Philippe Bolle est partisan d’emporter tout son matériel, quitte à ne pas tout utiliser. Il recommande vivement d’avoir deux boîtiers : un pour la réactivité, en évitant de changer d’objectif, et l’autre comme solution de secours en cas de panne. Il donne des astuces pour gérer le poids du sac en cabine, comme utiliser les poches d’un gilet pour les petits objectifs ou les accessoires.

Quelles destinations recommande Philippe Bolle pour la photo animalière ?

Parmi ses nombreux voyages, Philippe Bolle a été particulièrement marqué par deux destinations. Il recommande les îles Galapagos pour une première grande expédition photographique, un lieu qu’il a découvert avec un excellent accompagnateur. Il a également eu un coup de cœur pour le Spietzberg, pour ses paysages et sa faune uniques, un voyage qu’il considère comme exceptionnel malgré son coût élevé.

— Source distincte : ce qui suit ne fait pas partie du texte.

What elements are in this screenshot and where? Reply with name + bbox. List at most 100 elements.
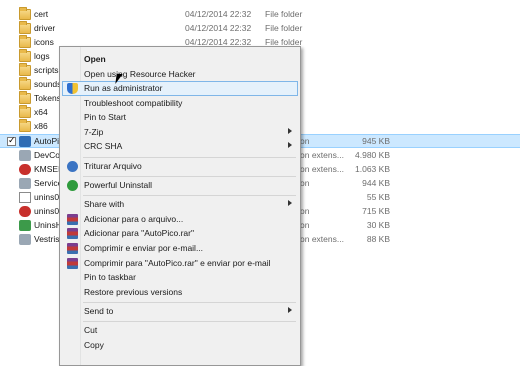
submenu-arrow-icon: [288, 307, 292, 313]
menu-item-label: 7-Zip: [84, 127, 104, 137]
list-item-driver[interactable]: driver 04/12/2014 22:32 File folder: [0, 21, 520, 36]
row-checkbox[interactable]: [7, 135, 16, 146]
folder-icon: [19, 49, 31, 62]
menu-item-label: Copy: [84, 340, 104, 350]
submenu-arrow-icon: [288, 128, 292, 134]
menu-item-restore-versions[interactable]: Restore previous versions: [62, 285, 298, 300]
menu-item-open[interactable]: Open: [62, 52, 298, 67]
menu-item-label: Adicionar para "AutoPico.rar": [84, 228, 194, 238]
shred-icon: [67, 161, 78, 172]
menu-item-share-with[interactable]: Share with: [62, 197, 298, 212]
folder-icon: [19, 91, 31, 104]
app-icon: [19, 234, 31, 245]
app-icon: [19, 136, 31, 147]
shield-icon: [67, 83, 78, 94]
menu-separator: [83, 302, 296, 303]
file-size: 944 KB: [362, 178, 390, 188]
menu-item-run-as-admin[interactable]: Run as administrator: [62, 81, 298, 96]
menu-separator: [83, 321, 296, 322]
folder-icon: [19, 63, 31, 76]
menu-item-label: Adicionar para o arquivo...: [84, 214, 184, 224]
file-name: icons: [34, 37, 54, 47]
context-menu: Open Open using Resource Hacker Run as a…: [59, 46, 301, 366]
file-name: x64: [34, 107, 48, 117]
folder-icon: [19, 105, 31, 118]
app-icon: [19, 206, 31, 217]
file-date: 04/12/2014 22:32: [185, 9, 252, 19]
app-icon: [19, 220, 31, 231]
menu-item-label: Pin to taskbar: [84, 272, 136, 282]
file-size: 715 KB: [362, 206, 390, 216]
menu-item-copy[interactable]: Copy: [62, 338, 298, 353]
menu-item-send-to[interactable]: Send to: [62, 304, 298, 319]
app-icon: [19, 150, 31, 161]
menu-item-pin-taskbar[interactable]: Pin to taskbar: [62, 270, 298, 285]
menu-item-label: Send to: [84, 306, 114, 316]
winrar-icon: [67, 228, 78, 239]
file-name: scripts: [34, 65, 59, 75]
file-type: on: [300, 206, 310, 216]
menu-separator: [83, 157, 296, 158]
submenu-arrow-icon: [288, 200, 292, 206]
menu-item-label: Comprimir para "AutoPico.rar" e enviar p…: [84, 258, 271, 268]
folder-icon: [19, 21, 31, 34]
menu-item-label: Open using Resource Hacker: [84, 69, 196, 79]
menu-item-troubleshoot[interactable]: Troubleshoot compatibility: [62, 96, 298, 111]
app-icon: [19, 164, 31, 175]
folder-icon: [19, 77, 31, 90]
menu-item-label: Open: [84, 54, 106, 64]
menu-item-cut[interactable]: Cut: [62, 323, 298, 338]
menu-separator: [83, 195, 296, 196]
app-icon: [19, 178, 31, 189]
file-name: logs: [34, 51, 50, 61]
menu-item-7zip[interactable]: 7-Zip: [62, 125, 298, 140]
file-size: 55 KB: [366, 192, 390, 202]
menu-item-crc-sha[interactable]: CRC SHA: [62, 139, 298, 154]
menu-item-label: CRC SHA: [84, 141, 123, 151]
file-name: Tokens: [34, 93, 61, 103]
file-type: File folder: [265, 23, 303, 33]
file-type: on extens...: [300, 234, 344, 244]
file-type: on: [300, 136, 310, 146]
file-type: on extens...: [300, 150, 344, 160]
menu-item-label: Restore previous versions: [84, 287, 183, 297]
menu-item-triturar[interactable]: Triturar Arquivo: [62, 159, 298, 174]
menu-item-label: Powerful Uninstall: [84, 180, 153, 190]
menu-item-label: Triturar Arquivo: [84, 161, 142, 171]
file-size: 4.980 KB: [355, 150, 390, 160]
menu-item-label: Cut: [84, 325, 98, 335]
folder-icon: [19, 35, 31, 48]
file-type: on extens...: [300, 164, 344, 174]
menu-separator: [83, 176, 296, 177]
folder-icon: [19, 119, 31, 132]
menu-item-open-resource-hacker[interactable]: Open using Resource Hacker: [62, 67, 298, 82]
file-name: UninsH: [34, 220, 62, 230]
folder-icon: [19, 7, 31, 20]
menu-item-comprimir-autopico-email[interactable]: Comprimir para "AutoPico.rar" e enviar p…: [62, 256, 298, 271]
file-date: 04/12/2014 22:32: [185, 23, 252, 33]
menu-item-pin-start[interactable]: Pin to Start: [62, 110, 298, 125]
file-name: cert: [34, 9, 49, 19]
file-name: x86: [34, 121, 48, 131]
winrar-icon: [67, 214, 78, 225]
menu-item-comprimir-email[interactable]: Comprimir e enviar por e-mail...: [62, 241, 298, 256]
menu-item-adicionar-autopico-rar[interactable]: Adicionar para "AutoPico.rar": [62, 226, 298, 241]
menu-item-adicionar-arquivo[interactable]: Adicionar para o arquivo...: [62, 212, 298, 227]
menu-item-label: Pin to Start: [84, 112, 127, 122]
file-size: 88 KB: [366, 234, 390, 244]
menu-item-label: Troubleshoot compatibility: [84, 98, 183, 108]
menu-item-label: Comprimir e enviar por e-mail...: [84, 243, 204, 253]
file-size: 1.063 KB: [355, 164, 390, 174]
menu-item-label: Share with: [84, 199, 125, 209]
file-size: 30 KB: [366, 220, 390, 230]
uninstall-icon: [67, 180, 78, 191]
file-type: File folder: [265, 9, 303, 19]
file-name: sounds: [34, 79, 62, 89]
winrar-icon: [67, 258, 78, 269]
menu-item-powerful-uninstall[interactable]: Powerful Uninstall: [62, 178, 298, 193]
menu-item-label: Run as administrator: [84, 83, 163, 93]
submenu-arrow-icon: [288, 142, 292, 148]
list-item-cert[interactable]: cert 04/12/2014 22:32 File folder: [0, 7, 520, 22]
file-size: 945 KB: [362, 136, 390, 146]
file-name: Vestris.: [34, 234, 62, 244]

Pourquoi ne faut-il pas trier ses photos de voyage tout de suite ?

Selon Philippe Bolle, il est essentiel de laisser retomber l’émotion du voyage avant de sélectionner ses photos. Trier ses clichés immédiatement au retour, c’est prendre le risque de faire des choix influencés par le souvenir encore frais de l’expérience. En attendant quelques jours, voire quelques mois, on porte un regard plus objectif sur son travail. Ce recul permet parfois de redécouvrir des images intéressantes qu’on avait initialement écartées.